— Par Roland Sabra —
Comment mettre en scène un poème de cette trempe. Beaucoup s’y essaient, peu réussissent. Jacques Martial en avait donné un version presque guerrière? Rudy Silaire nous offre une version ronde comme le comédien et pleine de sensualité et de douceurs caribéennes. Même quand il élève la voix, il donne le sentiment de jouer à se mettre en colère. Il semble suffisamment sûr de lui, sur scène pour quitter sans encombre et pour notre bonheur de spectateur les rivages fascisants du virilisme, cette maladie infantile de la masculinité. Sa personnalité est donc assez forte pour éviter de se faire oublier sur scène. Dirigé par un autre metteur en scène que lui même il est contraint d’adopter d’autres codes que ceux que « naturellement »-mais qu’il y a-t-il de naturel dans le théâtre- il pratique. La belle pénombre dans laquelle baigne la scène et l’excellent accompagnement musical de Laurent Phénis, créateur de la bambou muzik – décidément la Martinique est un pays musicien- n’arrivent pas toujours à faire oublier ce manque de distance critique de Rudy Silaire mettant en scène Rudy Silaire.
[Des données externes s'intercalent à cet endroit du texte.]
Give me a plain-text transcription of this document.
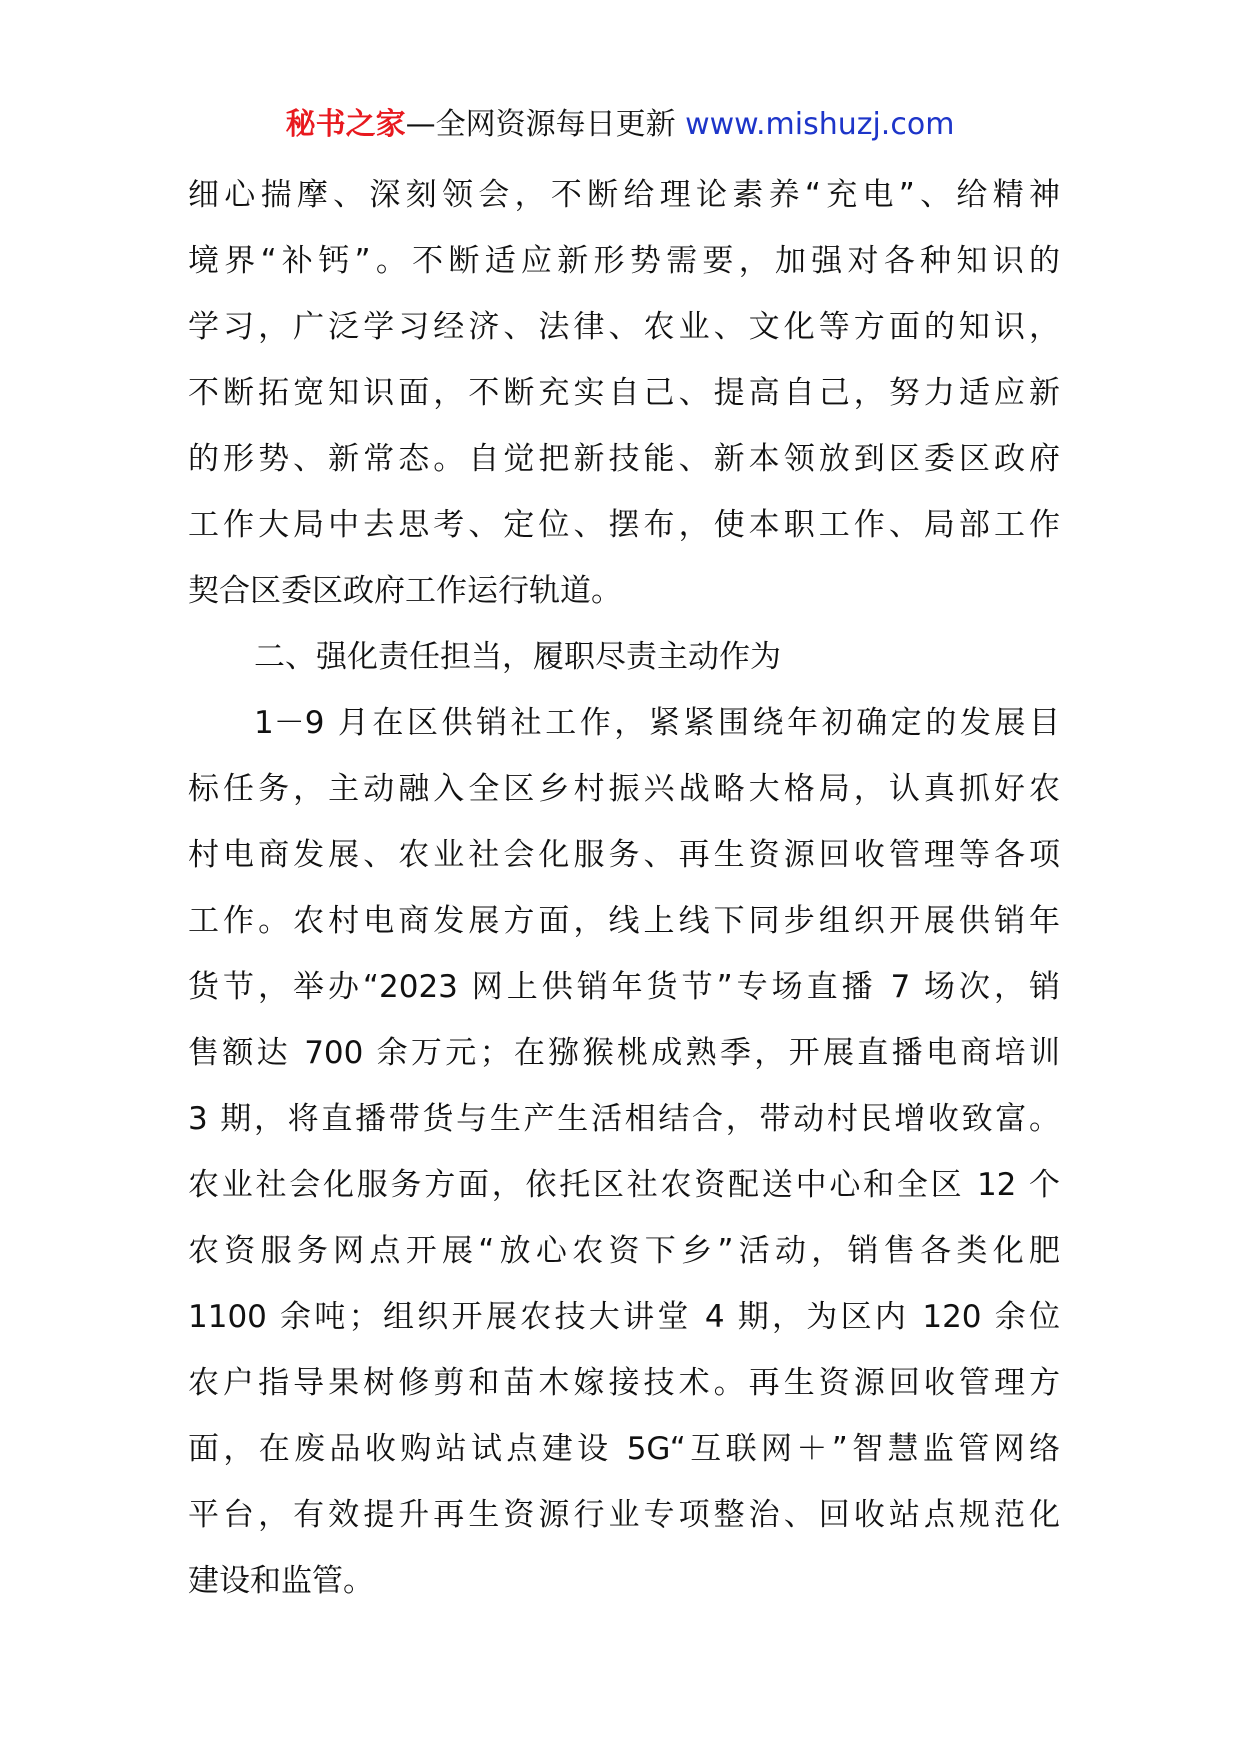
秘书之家—全网资源每日更新 www.mishuzj.com
细心揣摩、深刻领会，不断给理论素养“充电”、给精神
境界“补钙”。不断适应新形势需要，加强对各种知识的
学习，广泛学习经济、法律、农业、文化等方面的知识，
不断拓宽知识面，不断充实自己、提高自己，努力适应新
的形势、新常态。自觉把新技能、新本领放到区委区政府
工作大局中去思考、定位、摆布，使本职工作、局部工作
契合区委区政府工作运行轨道。
二、强化责任担当，履职尽责主动作为
1－9 月在区供销社工作，紧紧围绕年初确定的发展目
标任务，主动融入全区乡村振兴战略大格局，认真抓好农
村电商发展、农业社会化服务、再生资源回收管理等各项
工作。农村电商发展方面，线上线下同步组织开展供销年
货节，举办“2023 网上供销年货节”专场直播 7 场次，销
售额达 700 余万元；在猕猴桃成熟季，开展直播电商培训
3 期，将直播带货与生产生活相结合，带动村民增收致富。
农业社会化服务方面，依托区社农资配送中心和全区 12 个
农资服务网点开展“放心农资下乡”活动，销售各类化肥
1100 余吨；组织开展农技大讲堂 4 期，为区内 120 余位
农户指导果树修剪和苗木嫁接技术。再生资源回收管理方
面，在废品收购站试点建设 5G“互联网＋”智慧监管网络
平台，有效提升再生资源行业专项整治、回收站点规范化
建设和监管。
Par exemple l’ouverture avec un Césaire les yeux rivés sur une paire de jumelle, explorant en vain l’horizon dans le vain espoir d’apercevoir le pays natal est un peu long. Trouver le geste approprié au texte n’est pas simple et quand il est trouvé il y a forcément tendance à la redite. Ne boudons pas notre plaisir. Rudy Silaire fait entendre le texte d’une autre façon, mettant par exemple en valeur les traits d’esprit du poète, cet humour césairien pas toujours retenu dans les lectures. Ce faisant Rudy Silaire souligne, après et avant bien d’autres, la richesse incommensurable de l’oeuvre avec laquelle tout a commencé.
Plus égoïstement pour le spectateur ce travail est une agréable réussite en ce qu’il permet une fois de plus d’entendre le texte et de s’entendre le réciter en sourdine.